Israel topples as agreement on Western Wall crumbles
Downfall of Israel attributed to irreconcilable differences over the question of who is a Jew and access to the Western Wall that surfaced during the summer of 2017
Excerpted from Futurpedia, the online encyclopedia of tomorrow:
The modern State of Israel, for 70 years hailed as the only democracy in the Middle East and admired for the resourcefulness that allowed it to survive despite myriad threats to its existence, eventually succumbed to cancerous malignancies that sapped it of the energy and will necessary to endure. While historians continue to debate the precise cause of its downfall, they are in agreement that it was not the hostility of Israel’s Arab neighbors that brought about its destruction but rather internal discord that prevented it from fulfilling its promise to be the nation-state of the entire Jewish people.
Analysts cite the summer of 2017 as the tipping point beyond which the continued decline of the Third Jewish Commonwealth became inevitable. Two millennia after the destruction of the Second Temple, they contend, the Jewish people proved themselves incapable of internalizing the lessons of history and the teachings of their tradition, which ascribed their long and bitter exile that began in 70 C.E. to the internecine baseless hatred rampant at the time.
Commentators note with irony that it was in the weeks leading up to Tisha b’Av – the season dedicated to reflection on the reasons for the destruction of the First and Second Temples – that decisions were made that resulted in the unraveling of the social fabric of Israeli society and the tearing asunder of the covenant of solidarity that had long existed between Diaspora Jewry and the Jewish state.
They point to two fateful steps taken by Israel’s government on June 25, 2017. The first was to freeze implementation of an agreement reached 18 months earlier to create a pluralistic prayer space at the Western Wall that would have granted recognition to the Reform and Conservative movements. The second was to advance legislation that would enshrine in law the monopoly of the ultra-Orthodox Chief Rabbinate over matters of personal status, rendering its refusal to recognize conversions performed under the auspices of the modern Orthodox, Conservative and Reform movements immune even to decisions of the Supreme Court.

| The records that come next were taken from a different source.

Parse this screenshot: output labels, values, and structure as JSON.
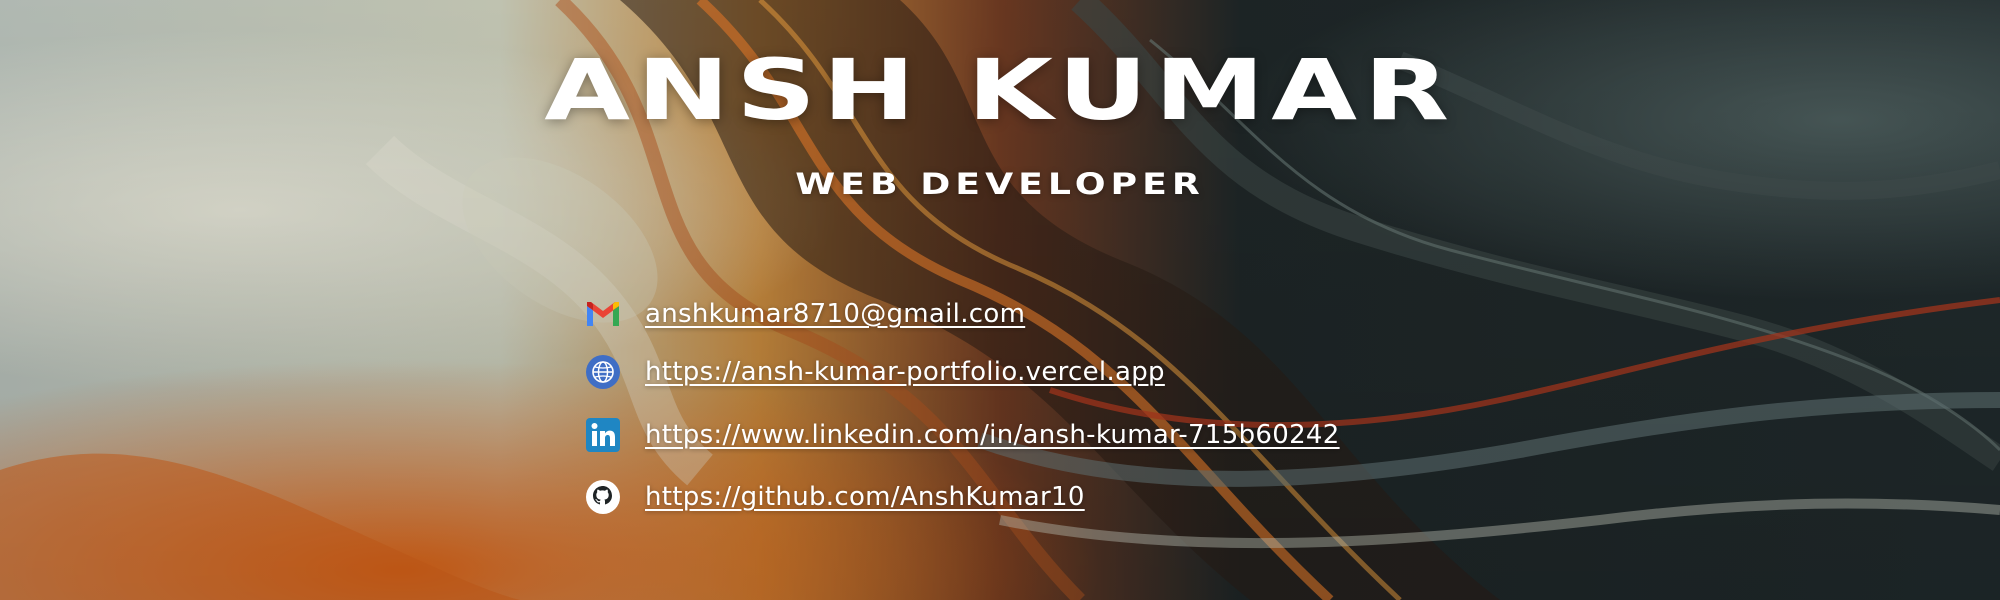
{
  "header": {
    "name": "ANSH KUMAR",
    "title": "WEB DEVELOPER"
  },
  "contacts": [
    {
      "icon": "gmail-icon",
      "text": "anshkumar8710@gmail.com"
    },
    {
      "icon": "globe-icon",
      "text": "https://ansh-kumar-portfolio.vercel.app"
    },
    {
      "icon": "linkedin-icon",
      "text": "https://www.linkedin.com/in/ansh-kumar-715b60242"
    },
    {
      "icon": "github-icon",
      "text": "https://github.com/AnshKumar10"
    }
  ],
  "colors": {
    "text": "#ffffff",
    "background_dark": "#1b2224",
    "accent_orange": "#d4631e",
    "accent_cream": "#d9d3bd"
  }
}
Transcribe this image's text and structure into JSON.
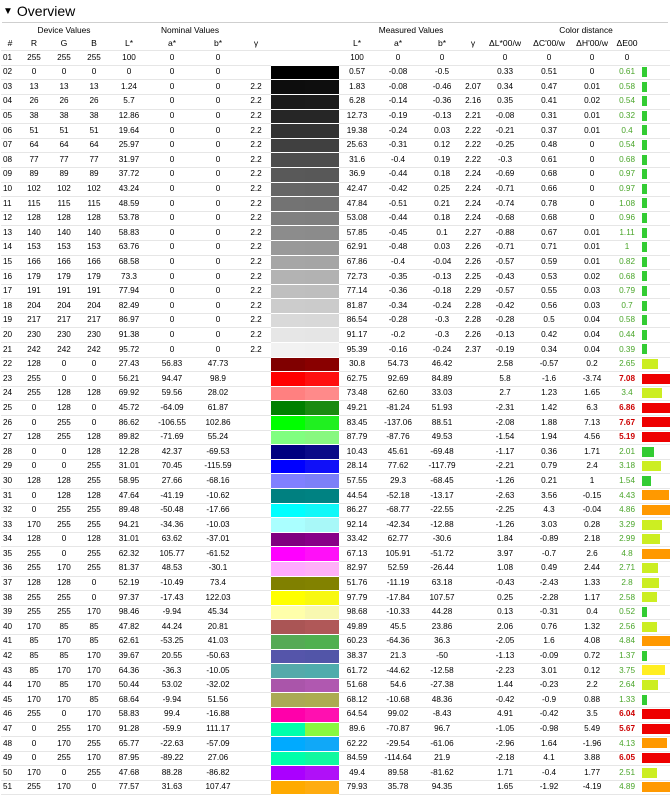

In a demonstration held on July 1, thousands took to the streets to protest these measures, urging their reversal for the sake of Jewish unity and the security of the Jewish state. As important as it was to maintain the loyalty of Diaspora Jewry as a strategic asset of the State of Israel, speakers at the rally emphasized that it was no less crucial to ensure that Israeli society would be one in which democracy, freedom of religion, diversity, inclusivity and minority rights were all revered. They decried the absurdity of Israel being the only western country in which non-Orthodox rabbis were not recognized and in which a Jew could be prosecuted for worshiping in accordance with his or her custom. Their protestations came on the heels of legislation introduced into the Knesset that would make donning a prayer shawl by a woman at the Western Wall a crime punishable by imprisonment.
Concern was also expressed over Israel’s credibility. If implementation of a decision reached after more than three years of painstaking negotiation could be postponed indefinitely, the question was raised as to how any world leader, Arab or otherwise, could be expected to take Israel’s word at face value. This perceived lack of integrity came at a particularly troubling time, as a study published only a few days before revealed an alarming deterioration in support for Israel among Jewish college students in the United States, as well as among millennials in general, women, Democrats, African-Americans and Latinos. Shared values, the report noted, were crucial to any relationship. Consequently, the more Israel was perceived as being unfaithful to values fundamental to the American ethic, the greater the disaffection among those it had previously been able to count on for backing.
That disaffection was accelerated by a number of other phenomena occurring during the same period. Ultra-Orthodox extremists were burning effigies of Israeli soldiers at Lag b’Omer bonfires in protest of their accountability to the Israel Defense Forces, however negligible that was. Hotels were denying their guests access to Torah scrolls for use in egalitarian services due to a fear of losing their kashrut certification. Non-Orthodox conversion candidates were being denied access to state-funded ritual baths. And the chief rabbinate was making it all but impossible to convert even under Orthodox supervision, leaving some 330,000 immigrants from the FSU and their more than 100,000 offspring in a perpetual state of identity limbo.
Unrestrained, these theocratic tendencies that had been encroaching on Israel’s political system for years resulted in the alienation of large segments of the Israeli public from the Jewish tradition and the estrangement of large segments of world Jewry from the Jewish state. It would only be a matter of time before the State of Israel, lacking the moral authority that was at the foundation of the Zionist idea, would collapse.
It is not too late, however, to avert the decree. Should the clarity of hindsight be applied by those charged with the responsibility for foresight, then it is this entry in Futurpedia that will be eradicated rather than the State of Israel and this page will have never been written. Which way things go depends on how many raise their voices and convince others to read the writing on the Wall.